We compared our study with previous research32 that utilized a combination of clinical and imaging features to predict refractory MP pneumonia (RMPP), as there has been a limited focus in scientific literature on SMPP prediction. In the absence of an external validation cohort, the AUCs in the training cohort were 0.881 (95% CI: 0.843; 0.918) and 0.777 (95% CI: 0.661; 0.893) in the validation cohort. In contrast, our intergraded model achieved AUCs of 0.922 (95% CI: 0.900; 0.942) in the training cohort, 0.869 (95% CI: 0.806; 0.920) in the internal validation cohort, and 0.877 (95% CI: 0.836; 0.916) in the external validation cohort. Overall, our model demonstrated better diagnostic and predictive performance. The integrated model demonstrated superior predictive performance for SMPP in the external validation set when compared to the clinical model (P = 0.002). Additionally, the inclusion of easily accessible clinical and biological data may enhance the feasibility of our model in future applications. Notably, radiomics models alone achieved almost identical predictive performance to clinical and imaging models in our study (Clinical Model VS Radiomics Model, P = 0.884; Imaging Model VS Radiomics Model, P = 0.613). This also highlights the equally significant role of radiomics alone in predicting SMPP compared to clinical and imaging features.

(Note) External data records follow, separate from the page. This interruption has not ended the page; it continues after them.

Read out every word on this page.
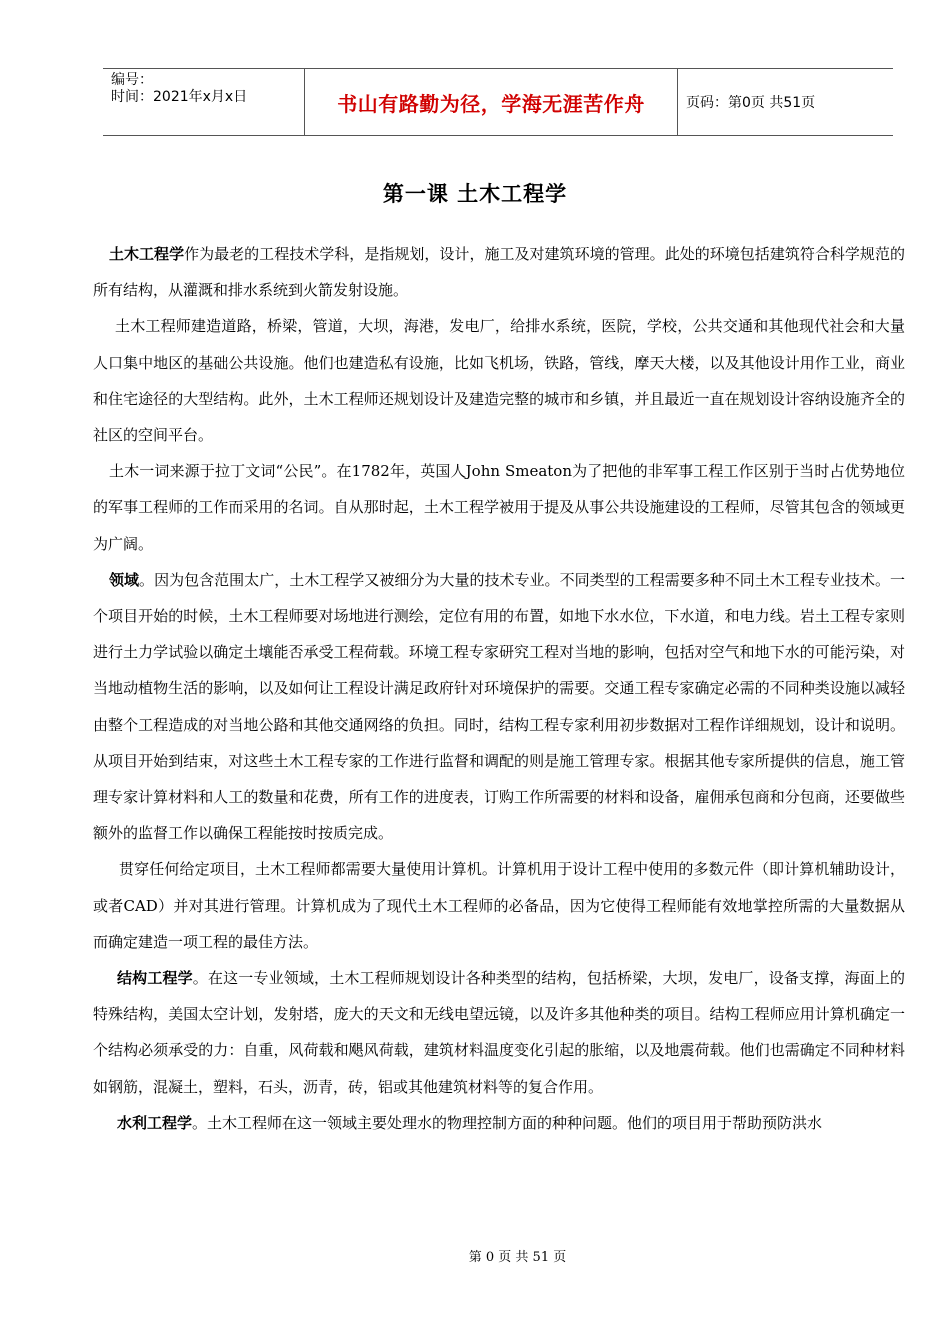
编号：
时间：2021年x月x日	书山有路勤为径，学海无涯苦作舟	页码：第0页 共51页
第一课 土木工程学

土木工程学作为最老的工程技术学科，是指规划，设计，施工及对建筑环境的管理。此处的环境包括建筑符合科学规范的所有结构，从灌溉和排水系统到火箭发射设施。

土木工程师建造道路，桥梁，管道，大坝，海港，发电厂，给排水系统，医院，学校，公共交通和其他现代社会和大量人口集中地区的基础公共设施。他们也建造私有设施，比如飞机场，铁路，管线，摩天大楼，以及其他设计用作工业，商业和住宅途径的大型结构。此外，土木工程师还规划设计及建造完整的城市和乡镇，并且最近一直在规划设计容纳设施齐全的社区的空间平台。

土木一词来源于拉丁文词“公民”。在1782年，英国人John Smeaton为了把他的非军事工程工作区别于当时占优势地位的军事工程师的工作而采用的名词。自从那时起，土木工程学被用于提及从事公共设施建设的工程师，尽管其包含的领域更为广阔。

领域。因为包含范围太广，土木工程学又被细分为大量的技术专业。不同类型的工程需要多种不同土木工程专业技术。一个项目开始的时候，土木工程师要对场地进行测绘，定位有用的布置，如地下水水位，下水道，和电力线。岩土工程专家则进行土力学试验以确定土壤能否承受工程荷载。环境工程专家研究工程对当地的影响，包括对空气和地下水的可能污染，对当地动植物生活的影响，以及如何让工程设计满足政府针对环境保护的需要。交通工程专家确定必需的不同种类设施以减轻由整个工程造成的对当地公路和其他交通网络的负担。同时，结构工程专家利用初步数据对工程作详细规划，设计和说明。从项目开始到结束，对这些土木工程专家的工作进行监督和调配的则是施工管理专家。根据其他专家所提供的信息，施工管理专家计算材料和人工的数量和花费，所有工作的进度表，订购工作所需要的材料和设备，雇佣承包商和分包商，还要做些额外的监督工作以确保工程能按时按质完成。

贯穿任何给定项目，土木工程师都需要大量使用计算机。计算机用于设计工程中使用的多数元件（即计算机辅助设计，或者CAD）并对其进行管理。计算机成为了现代土木工程师的必备品，因为它使得工程师能有效地掌控所需的大量数据从而确定建造一项工程的最佳方法。

结构工程学。在这一专业领域，土木工程师规划设计各种类型的结构，包括桥梁，大坝，发电厂，设备支撑，海面上的特殊结构，美国太空计划，发射塔，庞大的天文和无线电望远镜，以及许多其他种类的项目。结构工程师应用计算机确定一个结构必须承受的力：自重，风荷载和飓风荷载，建筑材料温度变化引起的胀缩，以及地震荷载。他们也需确定不同种材料如钢筋，混凝土，塑料，石头，沥青，砖，铝或其他建筑材料等的复合作用。

水利工程学。土木工程师在这一领域主要处理水的物理控制方面的种种问题。他们的项目用于帮助预防洪水

第 0 页 共 51 页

There are certain limitations to this study that necessitate acknowledgment. The exclusion of cases from outside Hebei Province in the study may impact the stability and generalizability of the predictive model. However, our attempt to incorporate a multicenter research approach involving internal and external validation sets and subjective and objective CT assessments assures the validity of the conclusions drawn. Furthermore, the retrospective nature of this study may introduce inherent biases during the identification and recruitment of participants. Future investigations should aim for broader representation across diverse regional populations and incorporate case studies involving image-pathology correlation.